Forgotten Web Celebrities: Cybergrrl's Aliza Sherman
If you buttonhole a young person on a Manhattan street corner today and ask her "hey - what do you think of Aliza Sherman," you'll be greeted with a blank stare. But ten years ago, Aliza Sherman's name danced about the lips of everyone who mattered in the superheated temples of New York's New Media industry, and if she ever deigned to grace you with her presence on a panel, you knew you were blessed, for Aliza was the "it" girl of Cyberspace.
It all began in 1995, back when compelling Web content was as thin as the hairs on a baby's ass, when Aliza launched three sites, Cybergrrl.com, Webgrrls.com, and Femina.com, all of which presaged the much larger, more cynically calculated, bigger-budgeted gender-specific properties such as iVillage, Women.com, and Oxygen Media that would roll out in the next few years.
In 1998, Aliza wrote an influential book, much derided but also much beloved, called "Cybergrrl! A Woman's guide to the World Wide Web," a topic which was perfect fodder for the mainstream media, which was desperate to print Web-oriented stories that steered clear of the obvious, painful truth about the technology business: in the main, it consisted of surly, burly, blue-shirted male geeks with Paleolithic social skills.
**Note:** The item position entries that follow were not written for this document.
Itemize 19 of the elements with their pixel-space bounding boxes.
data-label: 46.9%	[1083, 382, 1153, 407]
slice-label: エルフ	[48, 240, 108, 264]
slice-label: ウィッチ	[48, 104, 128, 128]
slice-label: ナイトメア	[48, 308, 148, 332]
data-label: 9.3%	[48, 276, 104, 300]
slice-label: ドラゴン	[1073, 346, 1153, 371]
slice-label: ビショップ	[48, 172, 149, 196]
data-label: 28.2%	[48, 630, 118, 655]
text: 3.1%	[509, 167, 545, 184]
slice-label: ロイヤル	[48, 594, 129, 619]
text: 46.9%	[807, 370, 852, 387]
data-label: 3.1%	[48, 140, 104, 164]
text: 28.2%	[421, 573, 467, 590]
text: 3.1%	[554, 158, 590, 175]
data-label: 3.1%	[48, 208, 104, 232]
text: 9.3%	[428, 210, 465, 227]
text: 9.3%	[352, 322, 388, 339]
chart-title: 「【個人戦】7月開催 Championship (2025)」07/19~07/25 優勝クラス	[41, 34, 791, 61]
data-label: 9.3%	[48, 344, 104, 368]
Aliza Sherman's story -- the fact that women were important and didn't have to be intimidated by all that male-oriented, hierarchically-architected directory tree nonsense underlying the Web -- was like a breath of fresh air in a stale locker room, and quite naturally, the media went wild: "It's a man's world out there in cyberspace," wrote the Wall Street Journal, "but not if Aliza Sherman has anything to say about it." Newsweek went even further, anointing her as "one of the "Top 50 People Who Matter Most on the Internet."
For the next five years, Aliza Sherman had a wild ride. She acquired a talent agent, a literary agent, a publicist, and her name and visage soon appeared in People, The Wall Street Journal, USA Today, US News And World Report, CBS This Morning and CNN. She ran a large gender-specific network called "Cybergrrls" with 100 local affiliates. Books, articles, and quips flowed out of her like elixer from an endlessly bubbling fountain. She dabbled in performance art, appearing with newly minted Web celebrities Kyle Shannon, Steven Johnson, Jason McCabe Calacanis, Austin Bunn, Stacy Horn, and Omar Wasow at The First Annual Silicon Alley Talent Show. She began wearing a hot pink cape around Manhattan; on one memorable occasion, on Wall Street, she stripped off her Armani business suit and revealed the cape to a stunned crowd, running her hands over it as if she were stroking the future itself.
Then, on a dark morning in March, 2000, when the NASDAQ took its first precipitous dip towards the stygian depths, her once-glittering career hit the very same wall that pulverized the dreams of so many first-generation cyber-visionaries. Suddenly, and it seemed to happen in mere moments, Aliza Sherman no longer mattered, nor did the Web, nor Silicon Alley, nor anything at all save for the nauseating, sucking sound of trillions of dollars of paper wealth being pulled down the great interactive sinkhole.
Standing amidst the rubble of her cyber-career, aware that in New York, those whose identities are defined by yesterday's hottest crazes might as well be dead and buried, Aliza made what in retrospect was her smartest career move: she left town and moved to a place about as far from cyber-hype as you can get: Alaska.
Unlike other forgotten Web celebrities, Aliza has proven she's not a one-trick pony. In the years since her self-imposed exile from New York, she's branched out considerably, writing books on non-Internet topics such as adoption, violence against women, miscarriage, and other topics, and producing radio segments for her local NPR affiliate and documentary films on how global warming is affecting Alaska.
"I always wanted to get away," Aliza told a USA Reporter in late 2000, and while it's hard to believe that she wouldn't have stayed in Gotham had not the fortunes of the entire I-generation turned so irredeemably sour, one can hardly argue with her choice. Frankly, if more Silicon Alley people had followed her example, far fewer of them would have been driven insane or into the depths of drink or antidepressant drugs.